Let's go to an alternative universe where Hurd was successful in the 90's and it reached common usage to the extent that Linux has today.
You're Western Digital in 2008 and you're making a TV set-top box called the WDTV-Live. I own one of these in real life universe. It runs linux, which is awesome, because that means that I can SSH into it. It runs an apache server in my home. It can download from usenet or torrents. I can control it via SSH instead of using the remote control.[0]
In this alternative universe, WDLX going to use Hurd instead of linux, because for this small device it will certainly have better performance on their underpowered MIPS chip. And they're not going to ship anything besides what they have to, becasue this is a small embedded computer.
What happens to that homebrew community when they ship a microkernel with proprietary servers for everything, and nothing else? It's going to be profoundly difficult to develop on this. You might already see this if you own a chromebook or a WDTV-- missing kernel modules means that you simply can't do anything without compiling your kernel. Couple this with secureboot and you're locked in.
I'm no expert on these things, most of this is based on brief research from years ago. If you think that I'm wrong, please tell me why, I'd love to be proven wrong. But for the time being, I believe widespread implementations of microkernels would be very anti-general-purpose computing.
The idea of the Hurd is that any user is able to run whatever server they want - GNU has been concentrating on microkernels not because it's the new hotness but because they believe it's good architecture for more openness.
So presumably in this hypothetical case you'd be able to upload and run whatever additional servers you needed on the WDTV. You might say "but they might make it impossible to login and do that", but they could have done the same under Linux just by not running sshd - however they didn't.
Your example doesn't make much sense because Hurd is the servers. The microkernel component itself is GNU Mach.
Shipping an embedded appliance with a microkernel and proprietary servers again makes no sense, because it's akin to rewriting userspace from scratch on top of the base VMM, schedulers and disk I/O. Just for a TV set top?
> And they're not going to ship anything besides what they have to, becasue this is a small embedded computer.
It happens already, to keep hardware costs down. The whole point of linux is that you can pick and choose which userland services to ship... (SSH being a userland service)
> ship a microkernel with proprietary servers for everything, and nothing else?
Whats to stop them now? effort. It costs real money to create propietary programmes from scratch.
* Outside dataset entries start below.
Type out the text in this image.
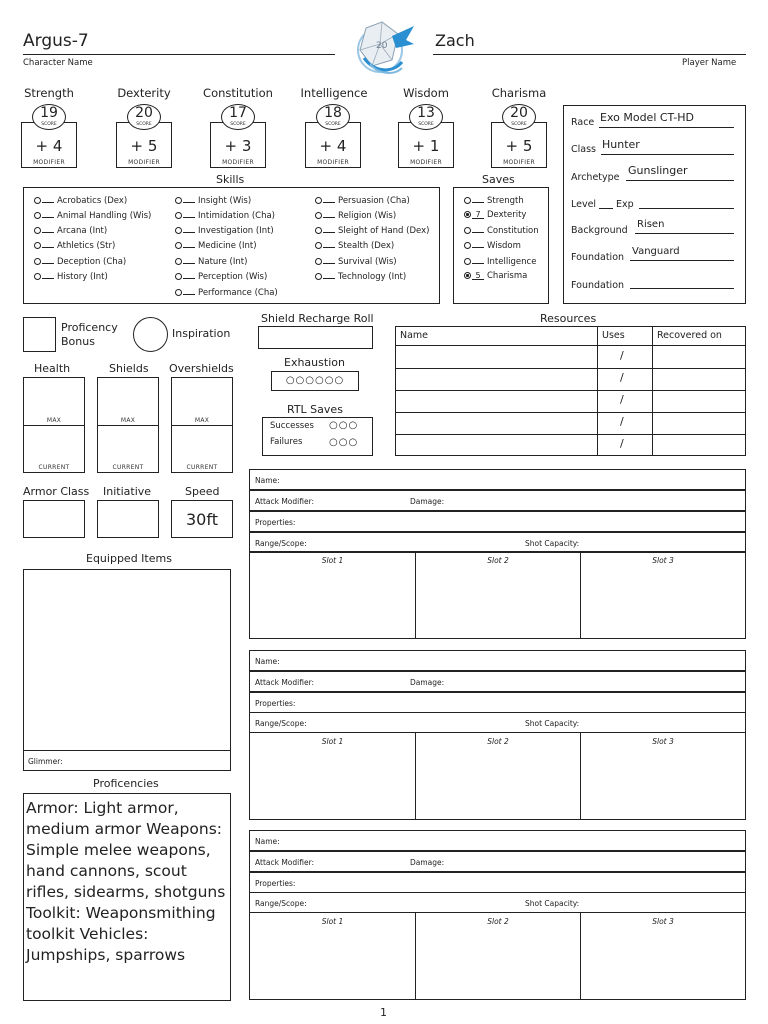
Argus-7
Character Name
20	Zach
Player Name
Strength
+ 4
MODIFIER
19
SCORE
Dexterity
+ 5
MODIFIER
20
SCORE
Constitution
+ 3
MODIFIER
17
SCORE
Intelligence
+ 4
MODIFIER
18
SCORE
Wisdom
+ 1
MODIFIER
13
SCORE
Charisma
+ 5
MODIFIER
20
SCORE	Race Exo Model CT-HD
Class Hunter
Archetype
Gunslinger
Level Exp
Background
Risen
Foundation
Vanguard
Foundation
Skills
Acrobatics (Dex)
Animal Handling (Wis)
Arcana (Int)
Athletics (Str)
Deception (Cha)
History (Int)
Insight (Wis)
Intimidation (Cha)
Investigation (Int)
Medicine (Int)
Nature (Int)
Perception (Wis)
Performance (Cha)
Persuasion (Cha)
Religion (Wis)
Sleight of Hand (Dex)
Stealth (Dex)
Survival (Wis)
Technology (Int)
Saves
Strength
7 Dexterity
Constitution
Wisdom
Intelligence
5 Charisma
Proficency
Bonus
Inspiration
Health	Shields Overshields
MAX
CURRENT
MAX
CURRENT
MAX
CURRENT
Armor Class Initiative	Speed
30ft
Shield Recharge Roll
Exhaustion
○○○○○○
RTL Saves
Successes ○○○
Failures	○○○
Resources
Name	Uses	Recovered on
/
/
/
/
/
Name:
Attack Modifier:	Damage:
Properties:
Range/Scope:	Shot Capacity:
Slot 1	Slot 2	Slot 3
Name:
Attack Modifier:	Damage:
Properties:
Range/Scope:	Shot Capacity:
Slot 1	Slot 2	Slot 3
Name:
Attack Modifier:	Damage:
Properties:
Range/Scope:	Shot Capacity:
Slot 1	Slot 2	Slot 3
Equipped Items
Glimmer:
Proficencies
Armor: Light armor, medium armor Weapons: Simple melee weapons, hand cannons, scout rifles, sidearms, shotguns Toolkit: Weaponsmithing toolkit Vehicles: Jumpships, sparrows
1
One of the reasons they would have chosen linux in the first place is that half the work is done for them (decoding libraries, network stacks, hardware interfaces, communications daemons)
I suppose you've never run into an Android device that didn't run ssh out of the box, or had a locked bootloader? Perhaps not distributed with full sources so you could easily modify the system?
This is the reason for AGPL/GPL3 -- not much of an argument against modular software/kernels.
> What happens to that homebrew community when they ship a microkernel with proprietary servers for everything, and nothing else?
In order to do what you did in your WD TV-Live you flashed the image with a new one. Otherwise you wouldn't be able too. So even in the case of a micro-kernel you would just flash the pre-installed with a new one (voiding warranty).
But to get to the point, do you have any idea how much effort would it take for a corporation, to write a reliable httpd server that has apache's capabilities, plugins, testing and support? Then write their own update system, dhcp client and so on? It would take huge amount of $$$ and time. And most of them would probably be buggy. So either way they would have gone with Free Software, if wanted to stay in the current price range.
You'd achieve the same thing by building a proprietary userland, from the C library up, on top of the Linux kernel. As far we know, no one has bothered (on a large scale) because it would be a massive waste of time and money.
The closest you'll find to this alternate universe is Android.
Where/how do the proprietary servers come in for a kernel that doesn't want to allow them (and therefore would go through no special effort to make them possible)?
Remember that the reason you can link against glibc is because it's LGPL and not GPL. The LGPL was created for a reason. There's also a reason why when the decision was made to release Java under the GPL, Sun explicitly added a linking exception. It's because that isn't something you just automatically get for free.
Isn't this dependent upon the microkernel's license? Wouldn't it be possible to use an open-source license which also explicitly forces servers which use it to also be covered under the same license?
But isn't basically always the tradeoff - if you want security ,you play by the rules of the company who built it ? is there even a theoretical way out of this ?
Is it because you know that usage decisions of software are not based on technical merits? Or do you not want to be proved wrong? Or something else?